We all know what websites are because we visit them all the time. But if I were to ask you to define what a website is, it’s not that easy. For the purpose of this tutorial, we’ll define a website as a collection of pages that contain related content. For example, the website for the Saint Paul Chamber Orchestra contains several pages of information all about the orchestra.
A URL (or Universal Resource Locator) is the address used to find a specific web page. Domains are the names of websites. The domain for the Saint Paul Chamber Orchestra website is thespco.org. Other examples of domains that you’re probably familiar with include google.com, facebook.com, and wikipedia.org. While we normally associate domains with websites, you can technically have a website without a domain, and you can definitely own domains without having a website.
Anybody can buy a domain by going to a domain registrar, finding a domain that hasn’t already been claimed, and buying it, typically for around $10 to $15 per year. Registrars are simply businesses that sell domains. Some registrars that we like include Google Domains, Hover, and Namecheap.
If you build a website, you’ll need a place to house it. This is known as a host. A web host is the computer or web server where you store all your website content. Host computers are connected to the internet, and are identified by a series of unique characters known as internet protocol (IP) addresses such as 220.127.116.11 or 2001:db8:0:1234:0:567:8:1. Most humans can’t remember these numbers, so we have a system that remembers them for you.
The domain name system (DNS) is like a giant address book.
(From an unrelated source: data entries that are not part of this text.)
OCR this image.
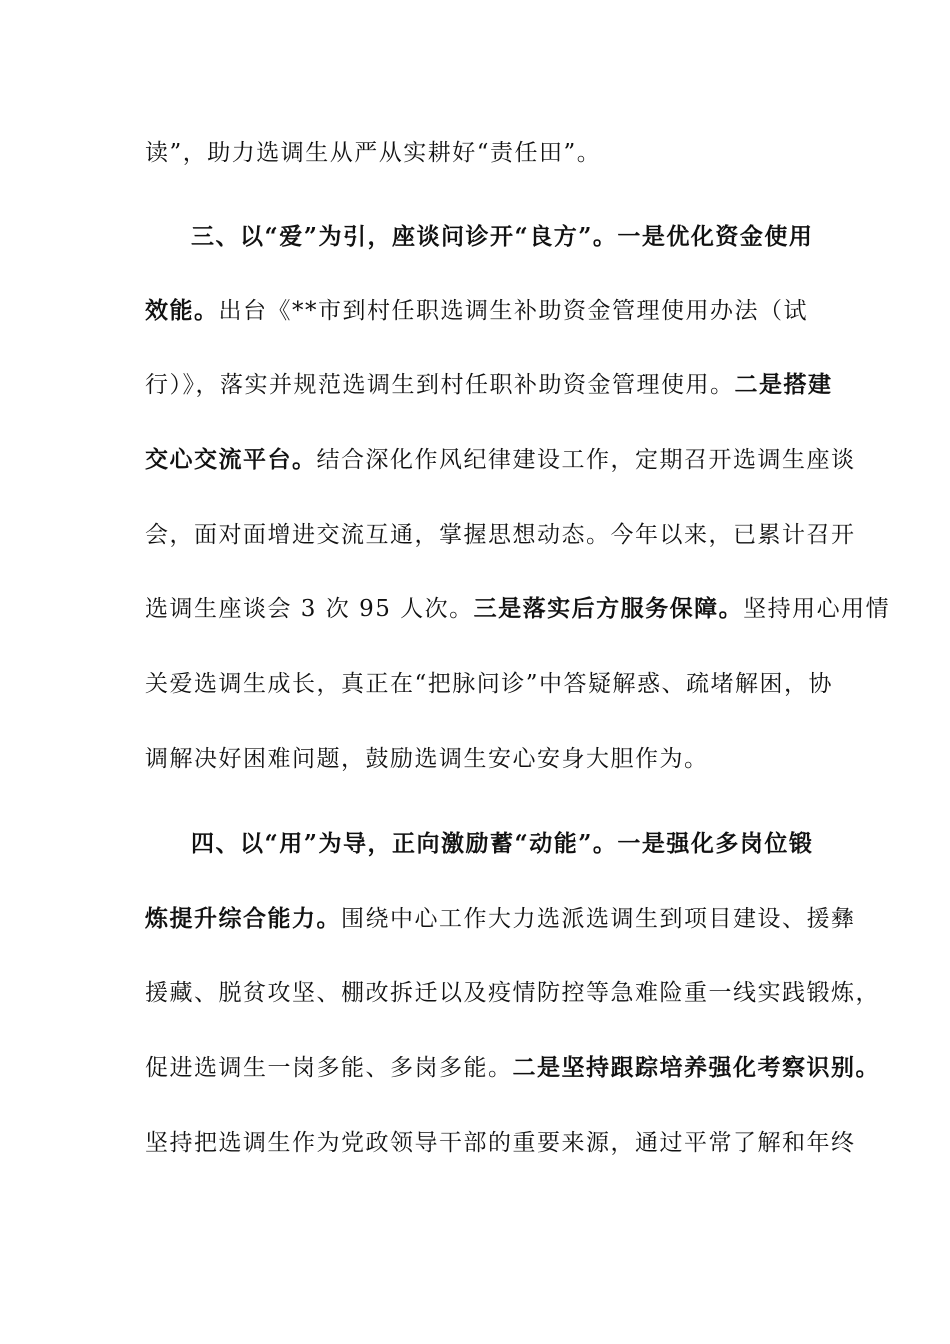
读”，助力选调生从严从实耕好“责任田”。
三、以“爱”为引，座谈问诊开“良方”。一是优化资金使用
效能。出台《**市到村任职选调生补助资金管理使用办法（试
行）》，落实并规范选调生到村任职补助资金管理使用。二是搭建
交心交流平台。结合深化作风纪律建设工作，定期召开选调生座谈
会，面对面增进交流互通，掌握思想动态。今年以来，已累计召开
选调生座谈会 3 次 95 人次。三是落实后方服务保障。坚持用心用情
关爱选调生成长，真正在“把脉问诊”中答疑解惑、疏堵解困，协
调解决好困难问题，鼓励选调生安心安身大胆作为。
四、以“用”为导，正向激励蓄“动能”。一是强化多岗位锻
炼提升综合能力。围绕中心工作大力选派选调生到项目建设、援彝
援藏、脱贫攻坚、棚改拆迁以及疫情防控等急难险重一线实践锻炼，
促进选调生一岗多能、多岗多能。二是坚持跟踪培养强化考察识别。
坚持把选调生作为党政领导干部的重要来源，通过平常了解和年终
Do you know your friend Sarah’s cell phone number? Probably not! But you can go to your address book, search for “Sarah,” and easily give her a ring. The DNS system is the address book for the internet. You can remember the domain name “amazon.com” and the DNS system looks up that name and connects you to the host (computer) identified as 18.104.22.168.
If a website were a human being, the domain would be that person’s name. A registrar is akin to a birth certificate system where you get to officially pick a name for the person. The host is home where the person lives, and the IP address is the mailing address of the house. The domain name system is the phone book that lists the name of the person and their corresponding address.